Define "Good" as "compassion, honesty, courage, and charity", for example (I'd expect the real list to be longer), and then define "Evil" as the polar opposites of "cruelty, dishonesty, cowardice, and greed" and define Neutral as a pragmatic or moderate approach to the extremes (e.g., compassionate to friends and cruel to enemies or maybe simply not particularly compassionate nor cruel).  Then instead of picking an alignment as a whole outlook, choose the character's perspective on each of the columns.  So a character could be neither cruel nor compassionate, honest, brave, and greedy.  That would give you a character that is, on balance, Good but isn't particularly compassionate and is greedy as a vice.  As an added benefit, this would clearly define what it means to be Good or Evil and provides a way to add up a character's traits to figure out what they are, on balance.

As for...

Quote from: BrimshackHere I'm thinking about the constant debate over what a good character would do about evil prisoners, evil children, and creatures nominally evil that just haven't done anything as far as the good character knows. Does the good kill them because they are evil and good must confront evil? Or does she spare them, because mercy is a good virtue even when it is shown towards evil creatures?
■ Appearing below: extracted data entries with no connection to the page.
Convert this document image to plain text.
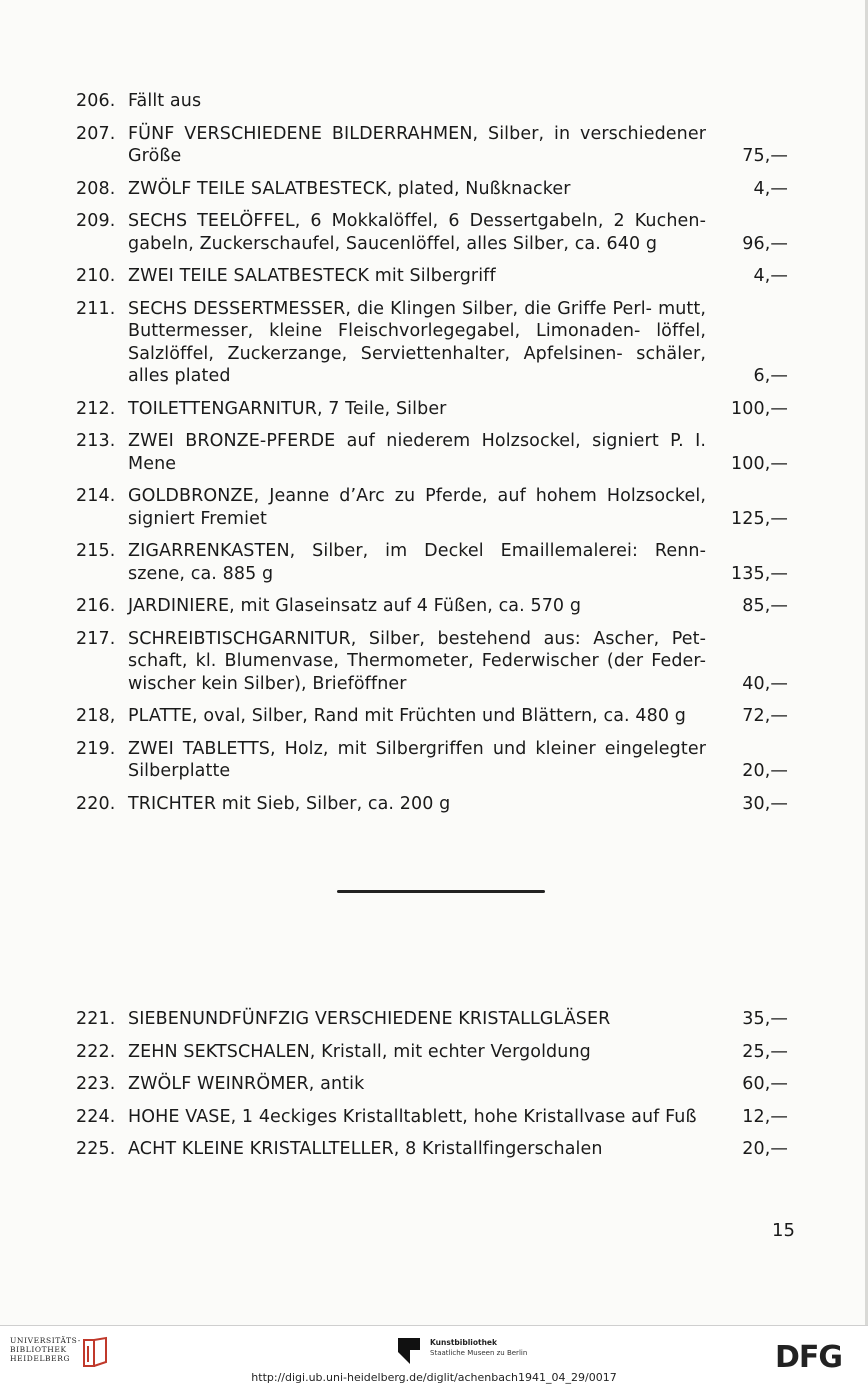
206. Fällt aus
207. FÜNF VERSCHIEDENE BILDERRAHMEN, Silber, in verschiedener Größe	75,—
208. ZWÖLF TEILE SALATBESTECK, plated, Nußknacker	4,—
209. SECHS TEELÖFFEL, 6 Mokkalöffel, 6 Dessertgabeln, 2 Kuchen- gabeln, Zuckerschaufel, Saucenlöffel, alles Silber, ca. 640 g	96,—
210. ZWEI TEILE SALATBESTECK mit Silbergriff	4,—
211. SECHS DESSERTMESSER, die Klingen Silber, die Griffe Perl- mutt, Buttermesser, kleine Fleischvorlegegabel, Limonaden- löffel, Salzlöffel, Zuckerzange, Serviettenhalter, Apfelsinen- schäler, alles plated	6,—
212. TOILETTENGARNITUR, 7 Teile, Silber	100,—
213. ZWEI BRONZE-PFERDE auf niederem Holzsockel, signiert P. I. Mene	100,—
214. GOLDBRONZE, Jeanne d’Arc zu Pferde, auf hohem Holzsockel, signiert Fremiet	125,—
215. ZIGARRENKASTEN, Silber, im Deckel Emaillemalerei: Renn- szene, ca. 885 g	135,—
216. JARDINIERE, mit Glaseinsatz auf 4 Füßen, ca. 570 g	85,—
217. SCHREIBTISCHGARNITUR, Silber, bestehend aus: Ascher, Pet- schaft, kl. Blumenvase, Thermometer, Federwischer (der Feder- wischer kein Silber), Brieföffner	40,—
218, PLATTE, oval, Silber, Rand mit Früchten und Blättern, ca. 480 g	72,—
219. ZWEI TABLETTS, Holz, mit Silbergriffen und kleiner eingelegter Silberplatte	20,—
220. TRICHTER mit Sieb, Silber, ca. 200 g	30,—
221. SIEBENUNDFÜNFZIG VERSCHIEDENE KRISTALLGLÄSER	35,—
222. ZEHN SEKTSCHALEN, Kristall, mit echter Vergoldung	25,—
223. ZWÖLF WEINRÖMER, antik	60,—
224. HOHE VASE, 1 4eckiges Kristalltablett, hohe Kristallvase auf Fuß	12,—
225. ACHT KLEINE KRISTALLTELLER, 8 Kristallfingerschalen	20,—
15
UNIVERSITÄTS-
BIBLIOTHEK
HEIDELBERG
Kunstbibliothek
Staatliche Museen zu Berlin	DFG
http://digi.ub.uni-heidelberg.de/diglit/achenbach1941_04_29/0017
Well, the D&D 3/3.5 SRD introduces an important concept that it hints at but doesn't really explore.  It talks about "innocent" people.  So somewhat independent of Good and Evil in the sense of being altruistic or cruel could be the idea of innocence or guilt.  A character who has never actually done anything wrong could be innocent while a character who has done horrible things could be guilty, and thus deserve death as a punishment, just as they might deserve a Hell of some sort as an eternal punishment, unless they repent or even despite repentance.  Expanding on this, it might be useful for a Paladin, as an non-RAW alternative, to detect guilt rather than detecting Evil as an outlook or making characters detect as Evil only if they are guilty (and Good only if they've done selfless things).